As a proof of principle, the team trained the model to "learn" how individual cells change during fruit fly gastrulation. "The overall shape of the fruit fly at this stage is roughly an ellipsoid, but there are gigantic dynamics going on at the surface during gastrulation," Guo explains. "It goes from entirely smooth to forming a number of folds at different angles. And we want to predict all of those dynamics, moment to moment, and cell by cell."
Precision Prediction
For this study, the researchers utilized high-quality videos of fruit fly gastrulation provided by their collaborators at the University of Michigan. These one-hour recordings capture developing fruit flies at single-cell resolution, complete with detailed labels of individual cell edges and nuclei — exceptionally rare and valuable data.

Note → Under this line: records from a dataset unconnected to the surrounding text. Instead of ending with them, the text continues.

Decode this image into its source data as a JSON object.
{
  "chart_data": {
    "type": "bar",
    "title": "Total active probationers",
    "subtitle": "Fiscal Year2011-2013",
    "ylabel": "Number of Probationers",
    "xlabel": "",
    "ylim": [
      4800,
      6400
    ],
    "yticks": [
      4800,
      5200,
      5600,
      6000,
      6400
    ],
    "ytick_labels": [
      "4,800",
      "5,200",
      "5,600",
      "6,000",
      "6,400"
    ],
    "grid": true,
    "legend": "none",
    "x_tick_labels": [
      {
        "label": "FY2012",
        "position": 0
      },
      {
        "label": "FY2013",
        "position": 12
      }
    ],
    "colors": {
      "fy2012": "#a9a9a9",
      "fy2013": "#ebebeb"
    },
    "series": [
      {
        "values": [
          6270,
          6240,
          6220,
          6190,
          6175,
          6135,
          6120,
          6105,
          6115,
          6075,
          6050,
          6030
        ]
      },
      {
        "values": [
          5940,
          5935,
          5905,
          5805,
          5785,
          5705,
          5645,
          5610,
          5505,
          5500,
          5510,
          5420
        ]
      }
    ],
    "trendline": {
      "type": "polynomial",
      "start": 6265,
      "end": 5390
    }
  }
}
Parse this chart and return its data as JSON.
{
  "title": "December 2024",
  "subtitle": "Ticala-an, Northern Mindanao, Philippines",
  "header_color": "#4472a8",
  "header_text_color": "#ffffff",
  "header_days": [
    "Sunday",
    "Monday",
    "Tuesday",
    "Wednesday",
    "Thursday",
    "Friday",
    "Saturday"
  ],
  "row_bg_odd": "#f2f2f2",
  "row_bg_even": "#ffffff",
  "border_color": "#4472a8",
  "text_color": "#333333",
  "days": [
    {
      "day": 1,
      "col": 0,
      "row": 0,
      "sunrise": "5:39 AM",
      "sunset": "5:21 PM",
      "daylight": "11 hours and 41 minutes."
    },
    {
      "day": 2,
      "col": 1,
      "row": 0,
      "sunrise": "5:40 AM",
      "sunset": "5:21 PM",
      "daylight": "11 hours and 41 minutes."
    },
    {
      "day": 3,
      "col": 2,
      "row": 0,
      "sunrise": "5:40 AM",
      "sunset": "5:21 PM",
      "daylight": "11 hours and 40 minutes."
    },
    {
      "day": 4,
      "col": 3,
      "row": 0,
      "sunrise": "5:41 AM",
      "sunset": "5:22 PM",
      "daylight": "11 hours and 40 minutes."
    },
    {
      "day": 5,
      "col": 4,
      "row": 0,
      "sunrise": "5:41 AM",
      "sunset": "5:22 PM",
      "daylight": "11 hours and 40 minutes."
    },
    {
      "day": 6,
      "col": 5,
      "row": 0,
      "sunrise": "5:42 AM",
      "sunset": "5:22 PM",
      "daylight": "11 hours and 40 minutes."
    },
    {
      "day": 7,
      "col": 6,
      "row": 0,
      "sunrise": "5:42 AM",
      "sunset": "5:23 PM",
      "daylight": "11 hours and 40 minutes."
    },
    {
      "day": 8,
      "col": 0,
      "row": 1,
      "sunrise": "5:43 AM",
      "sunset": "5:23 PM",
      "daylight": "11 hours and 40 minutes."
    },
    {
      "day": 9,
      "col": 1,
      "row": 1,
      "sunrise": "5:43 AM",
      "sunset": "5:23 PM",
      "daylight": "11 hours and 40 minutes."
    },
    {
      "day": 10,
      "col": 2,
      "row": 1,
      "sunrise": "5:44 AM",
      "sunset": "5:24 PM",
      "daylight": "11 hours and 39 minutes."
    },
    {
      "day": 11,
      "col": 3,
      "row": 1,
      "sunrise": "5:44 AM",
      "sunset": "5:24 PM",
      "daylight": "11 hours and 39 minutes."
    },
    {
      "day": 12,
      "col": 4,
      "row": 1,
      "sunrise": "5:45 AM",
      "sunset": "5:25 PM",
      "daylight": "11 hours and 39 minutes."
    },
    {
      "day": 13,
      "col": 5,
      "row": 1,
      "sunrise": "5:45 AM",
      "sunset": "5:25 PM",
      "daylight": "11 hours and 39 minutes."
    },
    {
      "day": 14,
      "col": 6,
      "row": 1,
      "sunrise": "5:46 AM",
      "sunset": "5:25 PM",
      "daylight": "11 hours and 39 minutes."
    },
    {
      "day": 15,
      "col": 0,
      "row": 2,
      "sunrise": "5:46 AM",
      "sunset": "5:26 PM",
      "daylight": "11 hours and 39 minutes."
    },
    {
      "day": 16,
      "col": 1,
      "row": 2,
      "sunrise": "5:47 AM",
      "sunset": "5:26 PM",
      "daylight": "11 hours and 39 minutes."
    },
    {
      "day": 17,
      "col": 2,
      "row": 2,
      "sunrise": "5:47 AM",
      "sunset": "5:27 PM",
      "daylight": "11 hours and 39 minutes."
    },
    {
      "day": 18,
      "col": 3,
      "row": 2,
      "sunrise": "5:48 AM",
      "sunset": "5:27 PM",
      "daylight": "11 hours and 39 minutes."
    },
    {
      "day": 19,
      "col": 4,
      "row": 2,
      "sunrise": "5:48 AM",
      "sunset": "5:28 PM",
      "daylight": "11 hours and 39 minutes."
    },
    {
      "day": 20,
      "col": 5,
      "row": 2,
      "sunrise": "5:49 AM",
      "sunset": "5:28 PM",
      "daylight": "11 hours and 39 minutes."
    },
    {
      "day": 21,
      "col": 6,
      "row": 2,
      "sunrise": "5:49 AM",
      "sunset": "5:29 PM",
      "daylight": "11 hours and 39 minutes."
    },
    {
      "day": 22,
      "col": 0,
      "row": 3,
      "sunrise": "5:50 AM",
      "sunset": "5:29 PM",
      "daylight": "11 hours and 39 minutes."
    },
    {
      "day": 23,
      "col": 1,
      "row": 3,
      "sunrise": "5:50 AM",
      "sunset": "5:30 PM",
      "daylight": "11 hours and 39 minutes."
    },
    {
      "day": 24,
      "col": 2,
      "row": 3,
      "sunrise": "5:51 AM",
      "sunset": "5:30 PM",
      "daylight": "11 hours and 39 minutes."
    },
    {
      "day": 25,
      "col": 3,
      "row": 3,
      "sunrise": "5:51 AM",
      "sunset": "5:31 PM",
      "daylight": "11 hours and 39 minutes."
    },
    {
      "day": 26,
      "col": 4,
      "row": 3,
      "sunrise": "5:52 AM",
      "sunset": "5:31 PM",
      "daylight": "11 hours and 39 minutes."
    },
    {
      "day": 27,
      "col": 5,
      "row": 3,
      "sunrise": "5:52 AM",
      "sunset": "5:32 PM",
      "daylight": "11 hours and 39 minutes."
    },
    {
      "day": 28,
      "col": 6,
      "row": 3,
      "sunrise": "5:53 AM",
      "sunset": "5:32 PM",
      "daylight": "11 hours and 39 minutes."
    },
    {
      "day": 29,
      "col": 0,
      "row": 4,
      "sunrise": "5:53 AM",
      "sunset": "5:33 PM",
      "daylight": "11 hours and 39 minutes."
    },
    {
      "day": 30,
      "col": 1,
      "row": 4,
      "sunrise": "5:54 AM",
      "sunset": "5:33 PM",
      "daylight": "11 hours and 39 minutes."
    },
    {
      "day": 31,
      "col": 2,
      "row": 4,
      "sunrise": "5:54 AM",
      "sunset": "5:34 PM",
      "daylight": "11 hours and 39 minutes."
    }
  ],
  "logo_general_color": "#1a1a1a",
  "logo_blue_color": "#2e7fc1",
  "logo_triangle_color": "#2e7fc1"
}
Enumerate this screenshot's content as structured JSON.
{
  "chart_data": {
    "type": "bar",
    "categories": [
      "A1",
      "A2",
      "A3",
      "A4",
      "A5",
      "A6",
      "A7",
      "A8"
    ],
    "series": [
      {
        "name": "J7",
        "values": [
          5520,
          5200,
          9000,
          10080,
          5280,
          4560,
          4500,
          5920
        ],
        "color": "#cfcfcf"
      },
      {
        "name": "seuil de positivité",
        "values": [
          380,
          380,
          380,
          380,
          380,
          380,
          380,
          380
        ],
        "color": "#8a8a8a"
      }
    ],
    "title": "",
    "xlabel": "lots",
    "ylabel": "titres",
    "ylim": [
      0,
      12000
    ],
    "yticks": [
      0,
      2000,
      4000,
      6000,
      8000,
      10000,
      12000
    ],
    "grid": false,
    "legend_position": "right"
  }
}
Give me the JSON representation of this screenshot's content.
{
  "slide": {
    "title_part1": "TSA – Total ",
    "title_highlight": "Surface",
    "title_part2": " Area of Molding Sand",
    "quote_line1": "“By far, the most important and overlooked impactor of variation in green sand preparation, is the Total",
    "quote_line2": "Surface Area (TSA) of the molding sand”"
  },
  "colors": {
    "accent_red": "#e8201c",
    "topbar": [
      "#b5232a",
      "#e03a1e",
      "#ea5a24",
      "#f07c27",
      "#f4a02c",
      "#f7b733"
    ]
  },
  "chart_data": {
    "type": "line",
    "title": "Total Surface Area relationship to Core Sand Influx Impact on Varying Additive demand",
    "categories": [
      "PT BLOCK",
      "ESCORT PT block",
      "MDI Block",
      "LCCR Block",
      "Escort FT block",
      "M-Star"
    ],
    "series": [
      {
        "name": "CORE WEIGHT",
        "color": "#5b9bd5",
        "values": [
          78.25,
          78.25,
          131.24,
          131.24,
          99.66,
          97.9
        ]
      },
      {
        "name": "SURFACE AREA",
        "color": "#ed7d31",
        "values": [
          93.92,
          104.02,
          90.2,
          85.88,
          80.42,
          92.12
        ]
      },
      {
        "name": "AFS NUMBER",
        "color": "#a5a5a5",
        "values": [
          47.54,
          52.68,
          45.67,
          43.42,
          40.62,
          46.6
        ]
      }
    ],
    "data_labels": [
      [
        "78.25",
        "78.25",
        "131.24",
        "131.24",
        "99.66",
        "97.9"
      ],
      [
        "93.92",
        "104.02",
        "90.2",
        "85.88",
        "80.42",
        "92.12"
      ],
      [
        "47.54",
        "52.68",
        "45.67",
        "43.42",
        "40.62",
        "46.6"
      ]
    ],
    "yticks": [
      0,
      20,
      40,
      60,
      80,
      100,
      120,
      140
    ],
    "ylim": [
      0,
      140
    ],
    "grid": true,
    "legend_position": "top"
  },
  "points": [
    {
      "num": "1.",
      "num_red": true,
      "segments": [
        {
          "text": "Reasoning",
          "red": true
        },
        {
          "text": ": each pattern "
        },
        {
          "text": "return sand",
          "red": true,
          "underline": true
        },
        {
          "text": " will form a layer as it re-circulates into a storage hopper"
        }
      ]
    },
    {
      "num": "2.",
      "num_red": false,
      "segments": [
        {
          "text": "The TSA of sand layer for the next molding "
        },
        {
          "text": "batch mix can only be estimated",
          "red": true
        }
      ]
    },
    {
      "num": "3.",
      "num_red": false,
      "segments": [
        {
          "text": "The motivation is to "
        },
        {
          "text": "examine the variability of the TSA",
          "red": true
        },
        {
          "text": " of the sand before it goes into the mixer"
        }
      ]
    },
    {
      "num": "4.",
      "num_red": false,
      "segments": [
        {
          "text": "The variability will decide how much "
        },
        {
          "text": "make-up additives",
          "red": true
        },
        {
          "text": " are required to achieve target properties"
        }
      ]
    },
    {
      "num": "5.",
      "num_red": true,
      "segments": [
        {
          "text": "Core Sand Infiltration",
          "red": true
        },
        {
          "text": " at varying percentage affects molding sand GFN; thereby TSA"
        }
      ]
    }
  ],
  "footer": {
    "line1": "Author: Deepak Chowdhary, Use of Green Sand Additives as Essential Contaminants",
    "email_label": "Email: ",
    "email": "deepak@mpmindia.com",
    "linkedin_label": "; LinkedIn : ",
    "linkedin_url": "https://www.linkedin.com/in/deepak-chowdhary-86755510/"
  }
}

"These videos are of extremely high quality," Yang emphasizes. "This data is very rare, where you get submicron resolution of the whole 3D volume at a pretty fast frame rate."
The team trained their new model using data from three out of four fruit fly embryo videos, enabling it to learn the interactions and changes of individual cells during development. When tested on a completely new fruit fly video, the model accurately predicted the minute-by-minute changes of most of the embryo’s 5,000 cells.
Specifically, the model predicted properties of individual cells, such as whether they would fold, divide, or continue sharing an edge with a neighboring cell, with approximately 90 percent accuracy.
"We end up predicting not only whether these things will happen, but also when," Guo adds. "For instance, will this cell detach from this cell seven minutes from now, or eight? We can tell when that will happen."
The team believes that, in principle, this new model and its dual-graph approach could predict cell-by-cell development in other multicellular systems, including more complex species and even certain human tissues and organs. The primary limiting factor remains the availability of high-quality video data.
"From the model perspective, I think it’s ready," Guo asserts. "The real bottleneck is the data. If we have good quality data of specific tissues, the model could be directly applied to predict the development of many more structures."
This work received support, in part, from the U.S. National Institutes of Health.
The paper, titled “MultiCell: geometric learning in multicellular development,” was published in Nature Methods.